Тогда же, глядя на мать, которая почему-то казалась ему теперь похожей на актрису, он понял еще кое-что — и это было страшнее всего. Ей нужен этот мальчишка, этот его кошмарный единокровный братец. Она собралась выделить ему отдельную комнату в доме, чтобы он держал там свои вещи и чтобы мог оставаться на ночь — Люка, этот гаденыш с жабой в кармане, посягающий на самое родное и неприкосновенное, что есть у Дейвида, его дом. Она будет каждый вечер заходить в комнату Люки, будет целовать его перед сном. Даже сейчас ее прямо-таки распирало от нежности, которую она старательно пыталась скрыть от Дейвида, — но он видел, он-то видел, какое странное, тайное утешение нашла для себя его страдающая мать. Она всегда хотела второго ребенка. Временами ее всеобъемлющая, нацеленная на него одного любовь даже казалась Дейвиду обременительной. Но и досадливо отталкивая ее от себя, он ни на секунду не терял уверенности в том, что она все время думает о нем, что он — цель и главное содержание ее жизни; эта уверенность была для него источником надежности и покоя. Вчера, глядя в ее умоляющее, умалчивающее, лживое насквозь лицо, он понял: все так называемые неприятности той, прежней жизни — все это были сущие пустяки, сетования скучающего небожителя. Теперь все кругом изменилось, будто чья-то злая воля грубо низвергла его с небес.

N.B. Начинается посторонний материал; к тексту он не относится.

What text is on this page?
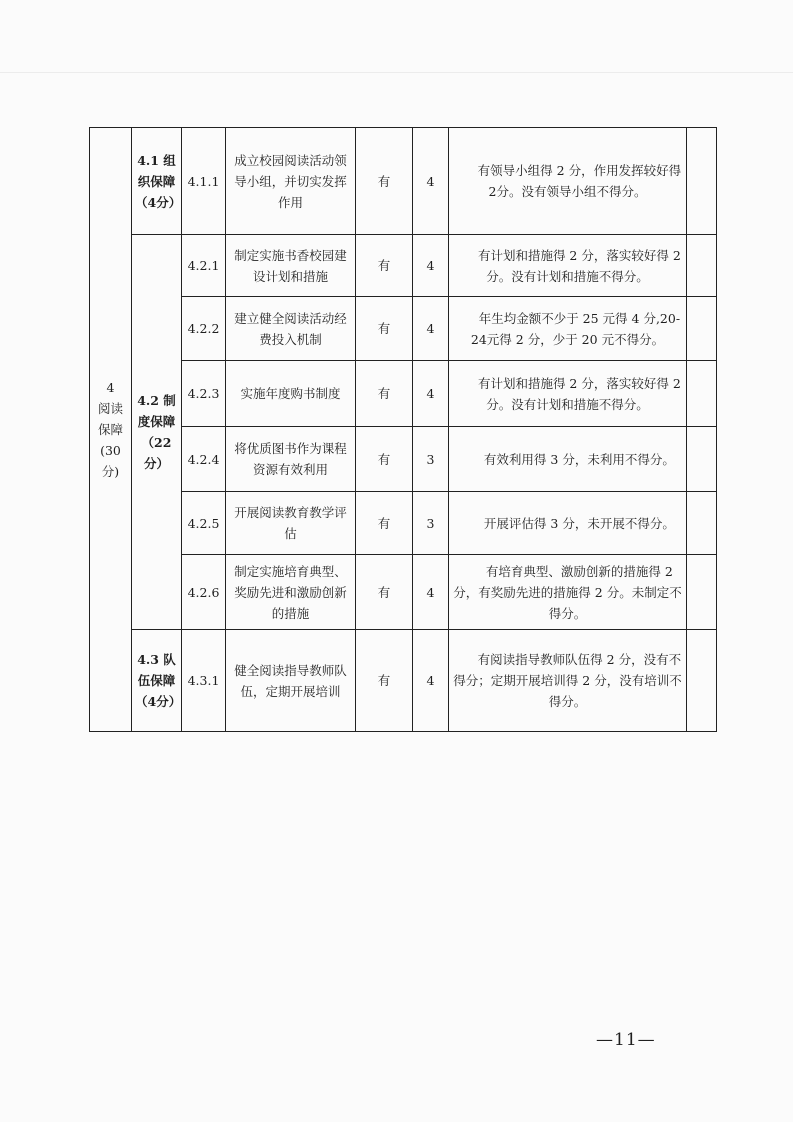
4
阅读保障
(30分)	4.1 组织保障（4分）	4.1.1	成立校园阅读活动领导小组，并切实发挥作用	有	4	有领导小组得 2 分，作用发挥较好得 2分。没有领导小组不得分。	

	4.2 制度保障（22分）	4.2.1	制定实施书香校园建设计划和措施	有	4	有计划和措施得 2 分，落实较好得 2分。没有计划和措施不得分。	

		4.2.2	建立健全阅读活动经费投入机制	有	4	年生均金额不少于 25 元得 4 分,20-24元得 2 分，少于 20 元不得分。	

		4.2.3	实施年度购书制度	有	4	有计划和措施得 2 分，落实较好得 2分。没有计划和措施不得分。	

		4.2.4	将优质图书作为课程资源有效利用	有	3	有效利用得 3 分，未利用不得分。	

		4.2.5	开展阅读教育教学评估	有	3	开展评估得 3 分，未开展不得分。	

		4.2.6	制定实施培育典型、奖励先进和激励创新的措施	有	4	有培育典型、激励创新的措施得 2分，有奖励先进的措施得 2 分。未制定不得分。	

	4.3 队伍保障（4分）	4.3.1	健全阅读指导教师队伍，定期开展培训	有	4	有阅读指导教师队伍得 2 分，没有不得分；定期开展培训得 2 分，没有培训不得分。	

—11—
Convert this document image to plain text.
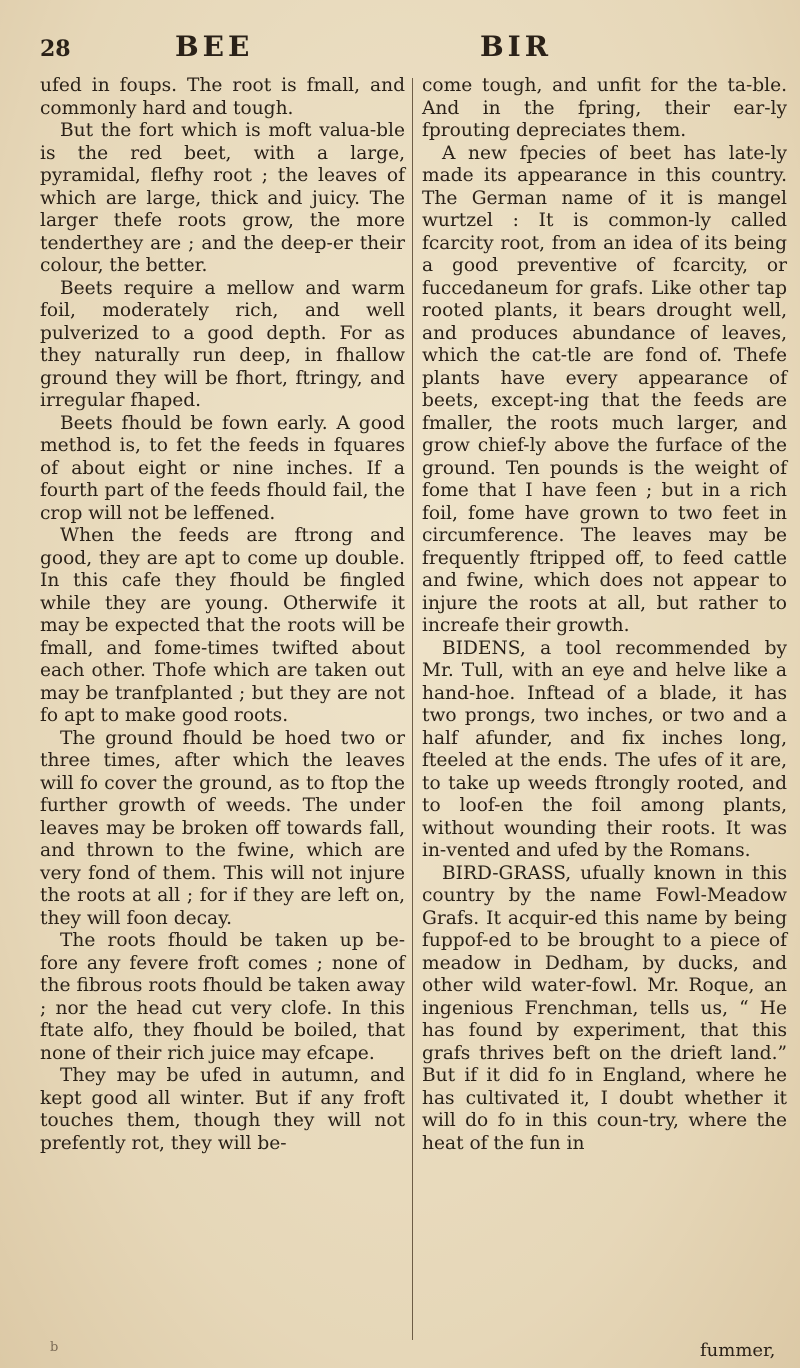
28	BEE	BIR

ufed in foups. The root is fmall, and commonly hard and tough.

But the fort which is moft valua-ble is the red beet, with a large, pyramidal, flefhy root ; the leaves of which are large, thick and juicy. The larger thefe roots grow, the more tenderthey are ; and the deep-er their colour, the better.

Beets require a mellow and warm foil, moderately rich, and well pulverized to a good depth. For as they naturally run deep, in fhallow ground they will be fhort, ftringy, and irregular fhaped.

Beets fhould be fown early. A good method is, to fet the feeds in fquares of about eight or nine inches. If a fourth part of the feeds fhould fail, the crop will not be leffened.

When the feeds are ftrong and good, they are apt to come up double. In this cafe they fhould be fingled while they are young. Otherwife it may be expected that the roots will be fmall, and fome-times twifted about each other. Thofe which are taken out may be tranfplanted ; but they are not fo apt to make good roots.

The ground fhould be hoed two or three times, after which the leaves will fo cover the ground, as to ftop the further growth of weeds. The under leaves may be broken off towards fall, and thrown to the fwine, which are very fond of them. This will not injure the roots at all ; for if they are left on, they will foon decay.

The roots fhould be taken up be-fore any fevere froft comes ; none of the fibrous roots fhould be taken away ; nor the head cut very clofe. In this ftate alfo, they fhould be boiled, that none of their rich juice may efcape.

They may be ufed in autumn, and kept good all winter. But if any froft touches them, though they will not prefently rot, they will be-

come tough, and unfit for the ta-ble. And in the fpring, their ear-ly fprouting depreciates them.

A new fpecies of beet has late-ly made its appearance in this country. The German name of it is mangel wurtzel : It is common-ly called fcarcity root, from an idea of its being a good preventive of fcarcity, or fuccedaneum for grafs. Like other tap rooted plants, it bears drought well, and produces abundance of leaves, which the cat-tle are fond of. Thefe plants have every appearance of beets, except-ing that the feeds are fmaller, the roots much larger, and grow chief-ly above the furface of the ground. Ten pounds is the weight of fome that I have feen ; but in a rich foil, fome have grown to two feet in circumference. The leaves may be frequently ftripped off, to feed cattle and fwine, which does not appear to injure the roots at all, but rather to increafe their growth.

BIDENS, a tool recommended by Mr. Tull, with an eye and helve like a hand-hoe. Inftead of a blade, it has two prongs, two inches, or two and a half afunder, and fix inches long, fteeled at the ends. The ufes of it are, to take up weeds ftrongly rooted, and to loof-en the foil among plants, without wounding their roots. It was in-vented and ufed by the Romans.

BIRD-GRASS, ufually known in this country by the name Fowl-Meadow Grafs. It acquir-ed this name by being fuppof-ed to be brought to a piece of meadow in Dedham, by ducks, and other wild water-fowl. Mr. Roque, an ingenious Frenchman, tells us, “ He has found by experiment, that this grafs thrives beft on the drieft land.” But if it did fo in England, where he has cultivated it, I doubt whether it will do fo in this coun-try, where the heat of the fun in

b	fummer,
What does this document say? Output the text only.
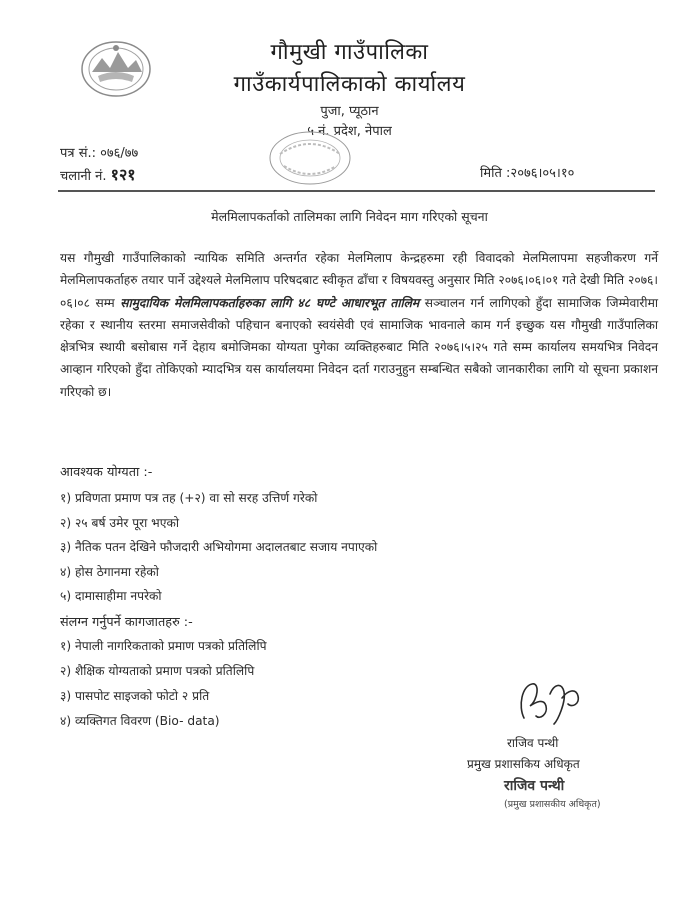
गौमुखी गाउँपालिका
गाउँकार्यपालिकाको कार्यालय
पुजा, प्यूठान
५ नं. प्रदेश, नेपाल
पत्र सं.: ०७६/७७
चलानी नं. १२१	मिति :२०७६।०५।१०
मेलमिलापकर्ताको तालिमका लागि निवेदन माग गरिएको सूचना
यस गौमुखी गाउँपालिकाको न्यायिक समिति अन्तर्गत रहेका मेलमिलाप केन्द्रहरुमा रही विवादको मेलमिलापमा सहजीकरण गर्ने मेलमिलापकर्ताहरु तयार पार्ने उद्देश्यले मेलमिलाप परिषदबाट स्वीकृत ढाँचा र विषयवस्तु अनुसार मिति २०७६।०६।०१ गते देखी मिति २०७६।०६।०८ सम्म सामुदायिक मेलमिलापकर्ताहरुका लागि ४८ घण्टे आधारभूत तालिम सञ्चालन गर्न लागिएको हुँदा सामाजिक जिम्मेवारीमा रहेका र स्थानीय स्तरमा समाजसेवीको पहिचान बनाएको स्वयंसेवी एवं सामाजिक भावनाले काम गर्न इच्छुक यस गौमुखी गाउँपालिका क्षेत्रभित्र स्थायी बसोबास गर्ने देहाय बमोजिमका योग्यता पुगेका व्यक्तिहरुबाट मिति २०७६।५।२५ गते सम्म कार्यालय समयभित्र निवेदन आव्हान गरिएको हुँदा तोकिएको म्यादभित्र यस कार्यालयमा निवेदन दर्ता गराउनुहुन सम्बन्धित सबैको जानकारीका लागि यो सूचना प्रकाशन गरिएको छ।
आवश्यक योग्यता :-
१) प्रविणता प्रमाण पत्र तह (+२) वा सो सरह उत्तिर्ण गरेको
२) २५ बर्ष उमेर पूरा भएको
३) नैतिक पतन देखिने फौजदारी अभियोगमा अदालतबाट सजाय नपाएको
४) होस ठेगानमा रहेको
५) दामासाहीमा नपरेको
संलग्न गर्नुपर्ने कागजातहरु :-
१) नेपाली नागरिकताको प्रमाण पत्रको प्रतिलिपि
२) शैक्षिक योग्यताको प्रमाण पत्रको प्रतिलिपि
३) पासपोट साइजको फोटो २ प्रति
४) व्यक्तिगत विवरण (Bio- data)
राजिव पन्थी
प्रमुख प्रशासकिय अधिकृत
राजिव पन्थी
(प्रमुख प्रशासकीय अधिकृत)
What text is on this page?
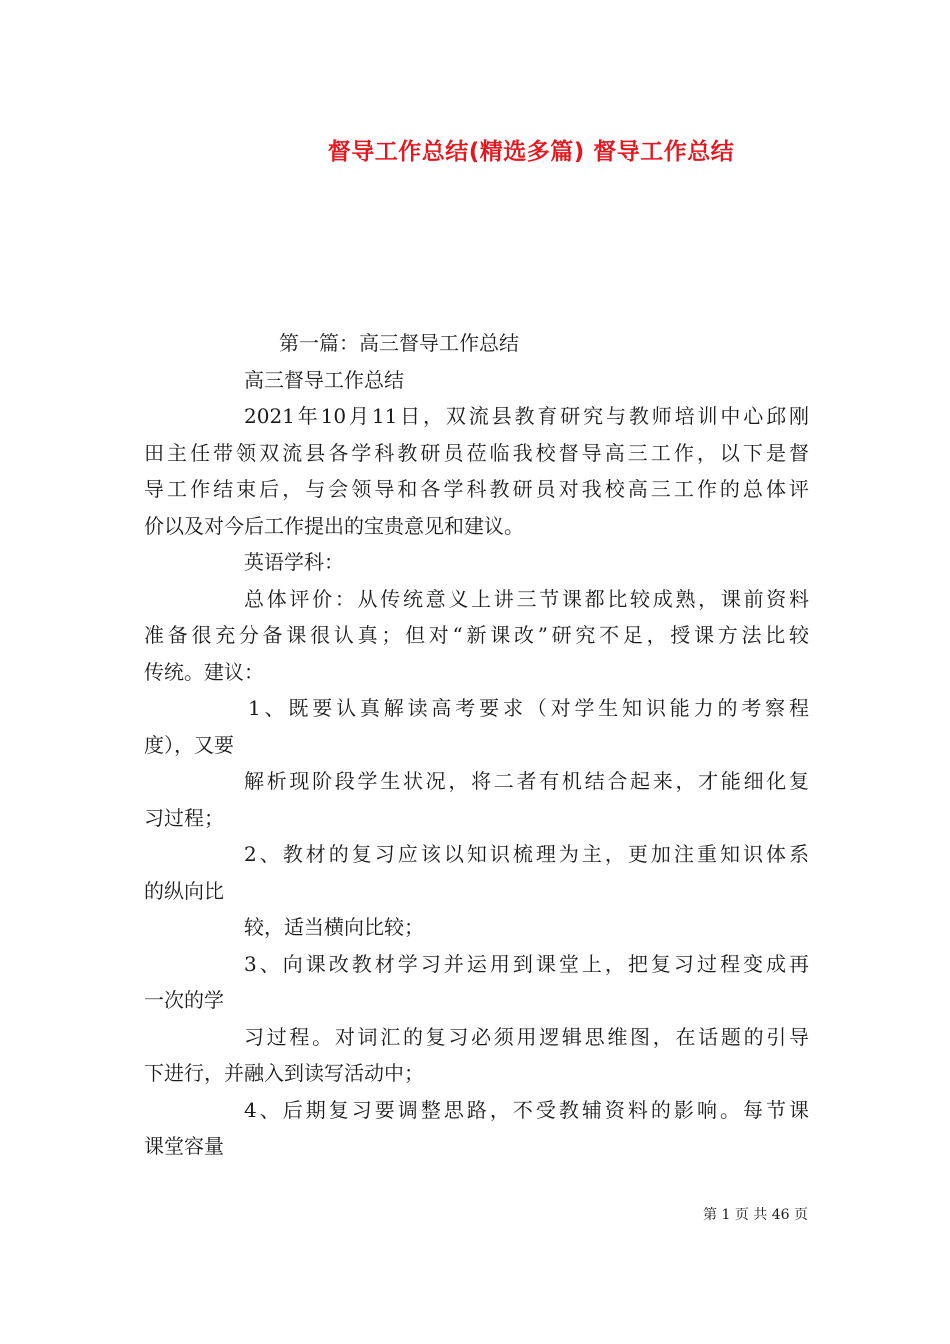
督导工作总结(精选多篇) 督导工作总结
第一篇：高三督导工作总结
高三督导工作总结
2021年10月11日，双流县教育研究与教师培训中心邱刚
田主任带领双流县各学科教研员莅临我校督导高三工作，以下是督
导工作结束后，与会领导和各学科教研员对我校高三工作的总体评
价以及对今后工作提出的宝贵意见和建议。
英语学科：
总体评价：从传统意义上讲三节课都比较成熟，课前资料
准备很充分备课很认真；但对“新课改”研究不足，授课方法比较
传统。建议：
1、既要认真解读高考要求（对学生知识能力的考察程
度），又要
解析现阶段学生状况，将二者有机结合起来，才能细化复
习过程；
2、教材的复习应该以知识梳理为主，更加注重知识体系
的纵向比
较，适当横向比较；
3、向课改教材学习并运用到课堂上，把复习过程变成再
一次的学
习过程。对词汇的复习必须用逻辑思维图，在话题的引导
下进行，并融入到读写活动中；
4、后期复习要调整思路，不受教辅资料的影响。每节课
课堂容量
第 1 页 共 46 页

Дейвид перешел с бега на быстрый шаг. Изменилось все, весь мир, даже любимый, привычный с детства маршрут был другой, хотя все тот же — по тенистой улице, мимо больших кирпичных домов с их длинными лужайками и старыми деревьями, вдоль каменной стены парка и дальше по тропинке, где начинается настоящая природа, пусть не дикая, но настоящая — земли фермеров, где на склонах зеленого горбатого холма пасутся черно-белые коровы. За холмом — исполинская, неестественно-бурая на фоне окружающей зелени насыпь строящейся автострады; вот впереди уже показался маленький ее кусочек. Блейз и Харриет так сокрушались по поводу этого строительства, подписывали какие-то страстные петиции, требовали, чтобы автостраду прокладывали севернее или южнее их мирной долины, но Дейвиду она даже нравилась — во всяком случае, он ее принял. Она выросла на его глазах — от нескольких рабочих с флажками, которые сновали между деревьями и что-то мерили, до махины, вознесшейся над путаницей проселочных дорог и боярышниковых изгородей, такой нелепой рядом с округлыми холмами и черно-белыми коровами, устремленной вдаль, сверкающей на солнце белизной бетонного покрытия, почти уже законченной, но все еще громоздкой и безмолвной, как заброшенный монумент посреди мирного сельского пейзажа.